I stared at the fae’s crumbling corpse. We’d defeated Vasilii. Not with demon magic or Arcana but with a union of the two. Just as we had somehow cast a demonic spell together while he’d been too weak to move, we had cast an Arcana spell together—merging his ability to instantaneously create a rune with the swift, simple power of my cantrip.

Later, I would freak out over both those occurrences, but not now. My brain was already threatening to implode.

With a rustle of branches, Zylas dropped out of a nearby tree. Heedless of his bleeding wounds, he crouched beside me and held out the grimoire. Fighting back tears, I took it in both hands.
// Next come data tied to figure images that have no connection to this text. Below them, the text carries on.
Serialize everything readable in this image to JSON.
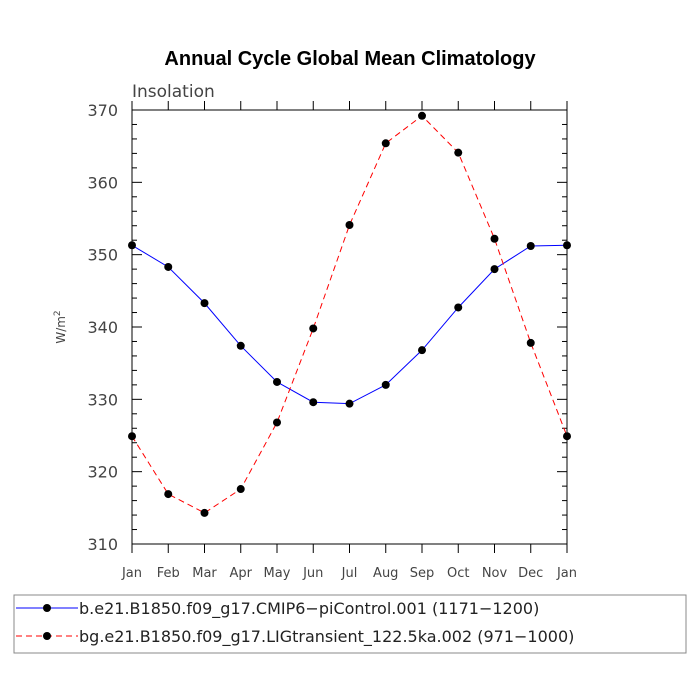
{
  "chart_data": {
    "type": "line",
    "title": "Annual Cycle Global Mean Climatology",
    "subtitle": "Insolation",
    "ylabel_base": "W/m",
    "ylabel_sup": "2",
    "xlabel": "",
    "categories": [
      "Jan",
      "Feb",
      "Mar",
      "Apr",
      "May",
      "Jun",
      "Jul",
      "Aug",
      "Sep",
      "Oct",
      "Nov",
      "Dec",
      "Jan"
    ],
    "ylim": [
      310,
      370
    ],
    "yticks": [
      310,
      320,
      330,
      340,
      350,
      360,
      370
    ],
    "grid": false,
    "legend_position": "bottom",
    "series": [
      {
        "name": "b.e21.B1850.f09_g17.CMIP6−piControl.001 (1171−1200)",
        "color": "#0000ff",
        "style": "solid",
        "values": [
          351.3,
          348.3,
          343.3,
          337.4,
          332.4,
          329.6,
          329.4,
          332.0,
          336.8,
          342.7,
          348.0,
          351.2,
          351.3
        ]
      },
      {
        "name": "bg.e21.B1850.f09_g17.LIGtransient_122.5ka.002 (971−1000)",
        "color": "#ff0000",
        "style": "dashed",
        "values": [
          324.9,
          316.9,
          314.3,
          317.6,
          326.8,
          339.8,
          354.1,
          365.4,
          369.2,
          364.1,
          352.2,
          337.8,
          324.9
        ]
      }
    ]
  }
}
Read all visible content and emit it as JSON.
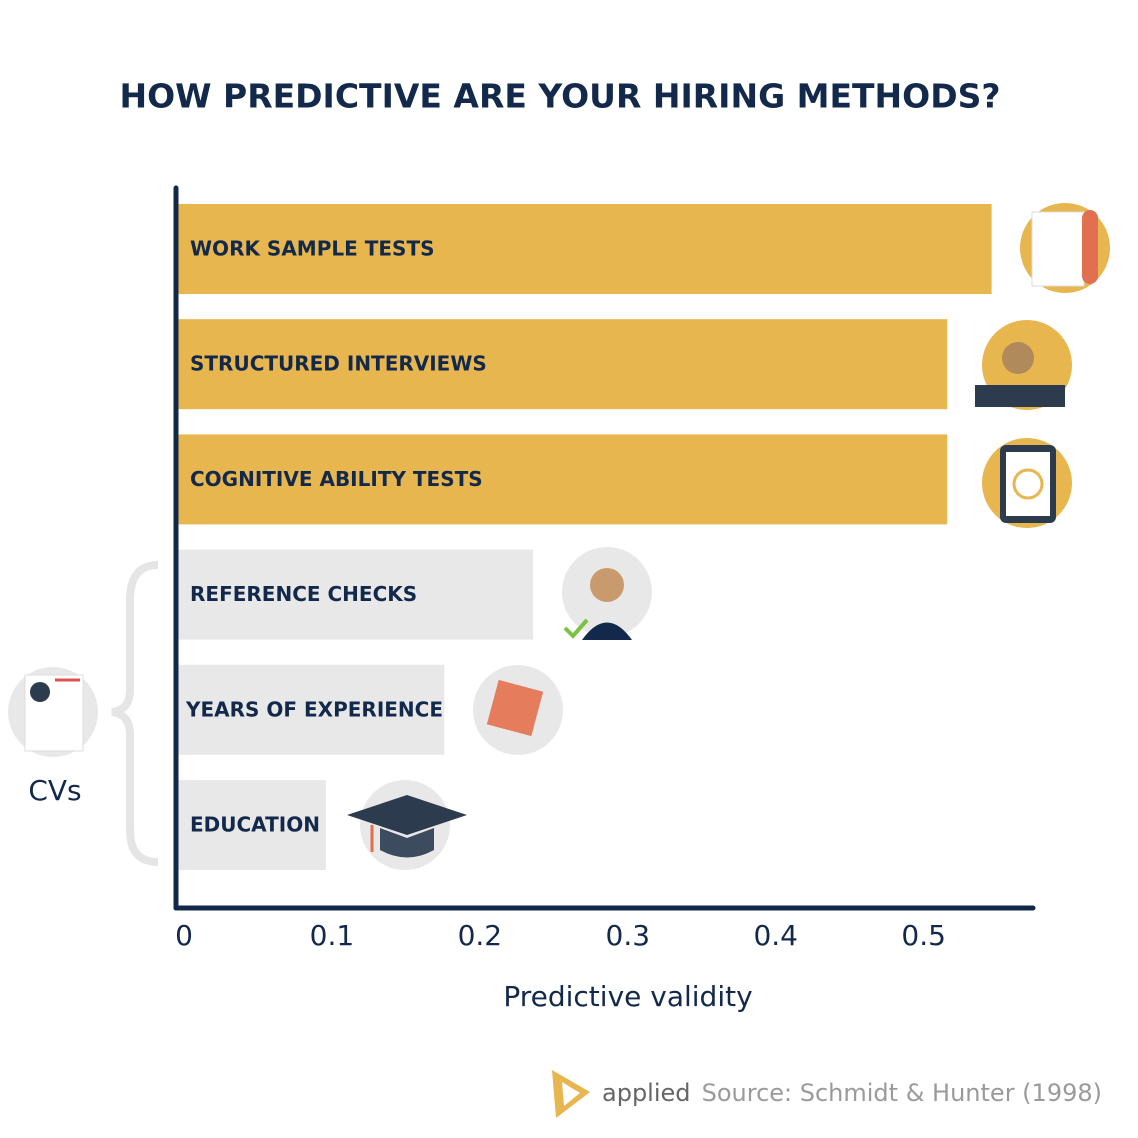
{
  "chart_data": {
    "type": "bar",
    "orientation": "horizontal",
    "title": "HOW PREDICTIVE ARE YOUR HIRING METHODS?",
    "categories": [
      "WORK SAMPLE TESTS",
      "STRUCTURED INTERVIEWS",
      "COGNITIVE ABILITY TESTS",
      "REFERENCE CHECKS",
      "YEARS OF EXPERIENCE",
      "EDUCATION"
    ],
    "values": [
      0.55,
      0.52,
      0.52,
      0.24,
      0.18,
      0.1
    ],
    "colors": [
      "#e8b64e",
      "#e8b64e",
      "#e8b64e",
      "#e8e8e8",
      "#e8e8e8",
      "#e8e8e8"
    ],
    "xlim": [
      0,
      0.58
    ],
    "xticks": [
      0,
      0.1,
      0.2,
      0.3,
      0.4,
      0.5
    ],
    "xlabel": "Predictive validity",
    "group_label": "CVs",
    "brand": "applied",
    "source": "Source: Schmidt & Hunter (1998)"
  }
}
It … well, it had survived. The clasp was torn but the cover was intact. A few pages were on the verge of falling out, and some had partially torn, but overall, not too much damage. Awe slid through me as I carefully flipped page after page of Ancient Greek handwriting in faded ink. So much archaic knowledge, so much forgotten history.

I turned the last page and my heart lurched painfully.

At the back of the book were the torn stubs of a dozen pages. The ripped edges were white—recently torn.

I remembered Nazhivēr snapping the enclosing belt off the book. Remembered the open book in his hands as he sprang skyward.

“He stole pages,” I whispered, horror muting my voice. “He ripped pages out.”

And he’d escaped with them, leaving the rest of the grimoire behind, knowing Vasilii would go after the book. Nazhivēr had taken what he’d wanted most and fled, leaving Vasilii to claim the vandalized grimoire and kill Zylas. Furious tears stung my eyes.

“We will get the pages back,” Zylas said, “when we kill them.”

“Will we?” I mumbled despairingly.

A slow smirk curved his lips. “I cannot let them steal from my grimoire.”

I blinked in confusion—and he plucked the book out of my hands. Then he was on his feet and walking away with a jaunty snap of his tail. I blinked again, then shoved to my feet and rushed after him, unsure if I should laugh, scream, cry—or smack that smartass demon right in his smug face.

Chapter Twenty-Seven

I peered over the top of the thick textbook with concentration so fierce my head ached.

On the other side of the coffee table, Zylas was sprawled across the sofa, ankles propped on one end and his head cushioned on the opposite armrest. As I peered intently at him, he reached over his head for the small bowl on the side table, filled with chocolate-dipped grapes rolled in crushed almonds, flaky caramel, and butterscotch chips.

He plucked a grape and held it above his mouth. One eye opened and his dark pupil, nearly invisible in the glowing crimson, turned to me.

I narrowed my eyes to slits, straining my brain as hard as I could.

“That is not how to hear inside my head, drādah.”

Damn it.

His husky laugh rolled through the room—as usual, he had no problem hearing my thoughts—and he dropped the grape in his mouth. His jaw moved as he chewed through the chocolate layer before swallowing.

Sighing, I returned my attention to the textbook. The coffee table was spread with old leather tomes, textbooks, and scattered papers. In the center was the grimoire, open to page sixteen. That was as far as I’d gotten in the last week.